Prisão engasgada na garganta
A história da prisão do ex-deputado federal e engenheiro paulista Rubens Paiva, em 20 de janeiro de 1971, assombra o Brasil desde aquele momento e também depois de o país voltar a ser democrático. Nessa avaliação do biógrafo Jason Tércio, que escreveu dois livros sobre o parlamentar cassado pelo regime de exceção, trata-se de um crime que está “engasgado na garganta do Brasil”.
“Nessas mais de cinco décadas, a história de Rubens Paiva reapareceu do passado para assombrar a consciência brasileira. Desde que desapareceu, houve vários momentos em que o assunto foi destacado”. Ele cita reportagens publicadas na década de 1970 e os pedidos de desarquivamento do caso em 1981, 1986, 1987 e finalmente o reconhecimento, na década de 1990, pelo Estado brasileiro da morte de Paiva.
Para ele, a repercussão nacional e internacional do filme “Ainda estou aqui”, de Walter Salles, mesmo com o foco na trajetória da viúva, Eunice Paiva, tornou-se uma nova oportunidade de que a sociedade conheça, com novos produtos culturais, a crueldade da ditadura e também compreenda o legado de idealismo e coragem do parlamentar.
Silêncios
Isso ocorreu porque, na avaliação do escritor, o drama dos desaparecidos nunca foi realmente resolvido no Brasil. “Não somente não julgou nenhum torturador, mas também não teve esforços reais na procura dos desaparecidos”. O primeiro principal avanço nessa história, após a Constituição de 1988, foi a lei de 1995 que reconheceu como mortas pessoas desaparecidas em razão de acusação de participação em atividades políticas durante a ditadura.
Para ele, o caso do Rubens foi complicado em vista das inúmeras versões sobre o destino dele. “O caso ficou muito nebuloso porque o governo da época sempre divulgou versões falsas”. Uma delas deu conta de uma suposta fuga que teria ocorrido com a ajuda de colegas Era uma farsa que foi sustentada por militares, por exemplo, desde a primeira investigação, durante o governo de José Sarney, que mandou abrir inquérito policial militar.
Mas diferentes versões se multiplicaram, inclusive sobre o destino do corpo. No entanto, àquela altura, os nomes dos agentes envolvidos no assassinato foram revelados, mas inocentados. A Comissão Nacional da Verdade, em 2014, oficializou os autores dos crimes que vitimaram o ex-parlamentar. Segundo os registros, o tenente do Exército Antônio Fernando Hughes de Carvalho foi o responsável pelas torturas dentro da cela.

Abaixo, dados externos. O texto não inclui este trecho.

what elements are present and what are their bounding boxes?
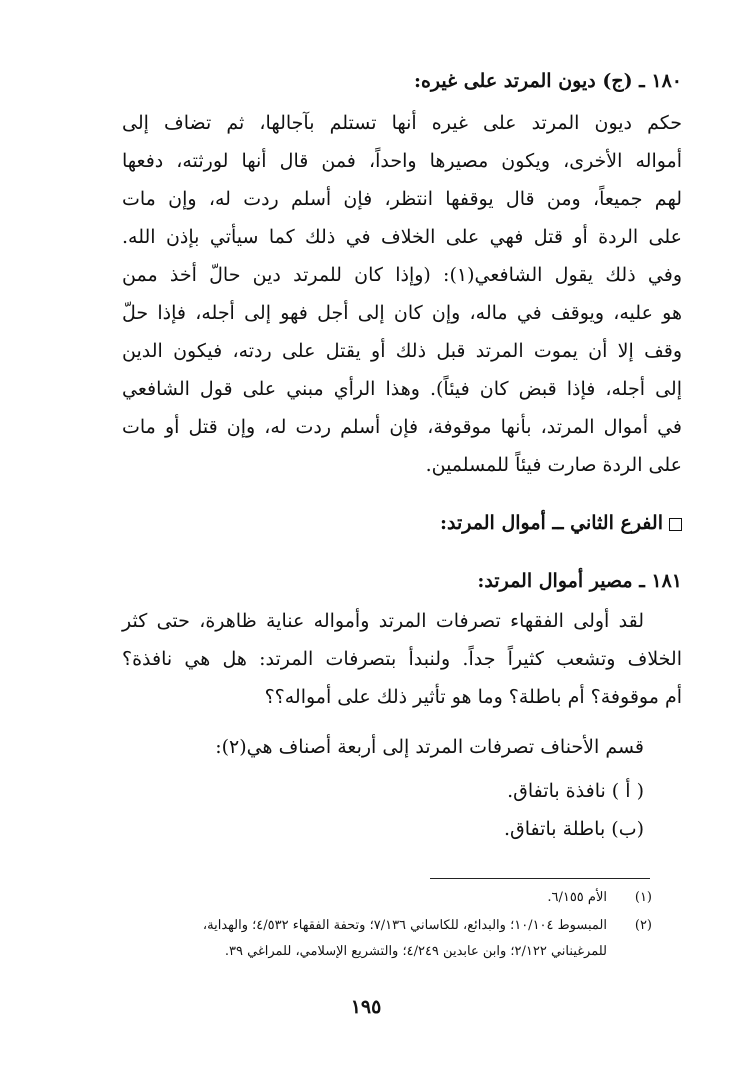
footnote-text: المبسوط ١٠/١٠٤؛ والبدائع، للكاساني ٧/١٣٦؛ وتحفة الفقهاء ٤/٥٣٢؛ والهداية،	[202, 918, 607, 933]
body-line: أم موقوفة؟ أم باطلة؟ وما هو تأثير ذلك على أمواله؟؟	[264, 686, 682, 708]
square-bullet-icon	[669, 518, 682, 531]
branch-heading-text: الفرع الثاني ــ أموال المرتد:	[440, 512, 663, 534]
body-line: وقف إلا أن يموت المرتد قبل ذلك أو يقتل على ردته، فيكون الدين	[122, 340, 682, 362]
body-line: حكم ديون المرتد على غيره أنها تستلم بآجالها، ثم تضاف إلى	[122, 112, 682, 134]
section-180-heading: ١٨٠ ـ (ج) ديون المرتد على غيره:	[413, 70, 682, 92]
footnote-divider	[430, 878, 650, 879]
body-line: إلى أجله، فإذا قبض كان فيئاً). وهذا الرأي مبني على قول الشافعي	[122, 378, 682, 400]
body-line: أمواله الأخرى، ويكون مصيرها واحداً، فمن قال أنها لورثته، دفعها	[122, 150, 682, 172]
body-line: لهم جميعاً، ومن قال يوقفها انتظر، فإن أسلم ردت له، وإن مات	[122, 188, 682, 210]
list-item: (ب) باطلة باتفاق.	[503, 818, 644, 840]
body-line: لقد أولى الفقهاء تصرفات المرتد وأمواله عناية ظاهرة، حتى كثر	[122, 610, 644, 632]
footnote-text-continued: للمرغيناني ٢/١٢٢؛ وابن عابدين ٤/٢٤٩؛ والتشريع الإسلامي، للمراغي ٣٩.	[224, 944, 607, 959]
footnote-text: الأم ٦/١٥٥.	[547, 890, 607, 905]
footnote-number: (١)	[634, 890, 652, 905]
section-181-heading: ١٨١ ـ مصير أموال المرتد:	[477, 570, 682, 592]
list-item: ( أ ) نافذة باتفاق.	[507, 780, 644, 802]
body-line: على الردة صارت فيئاً للمسلمين.	[425, 454, 682, 476]
body-line: وفي ذلك يقول الشافعي(١): (وإذا كان للمرتد دين حالّ أخذ ممن	[122, 264, 682, 286]
branch-heading	[122, 508, 682, 538]
body-line: على الردة أو قتل فهي على الخلاف في ذلك كما سيأتي بإذن الله.	[122, 226, 682, 248]
page-number: ١٩٥	[350, 996, 382, 1018]
body-line: في أموال المرتد، بأنها موقوفة، فإن أسلم ردت له، وإن قتل أو مات	[122, 416, 682, 438]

Ele já faleceu.
O Ministério Público Federal (MPF) denunciou cinco militares reformados, em 2014: José Antônio Nogueira Belham, Jacy Ochsendorf e Souza, Rubens Paim Sampaio, Jurandyr Ochsendorf e Souza e Raymundo Ronaldo Campos. Há 10 anos, a Justiça aceitou a denúncia e os militares tornaram-se réus. Dos cinco, três morreram (Sampaio, Jurandyr e Campos) desde o início do processo que está no Supremo Tribunal Federal.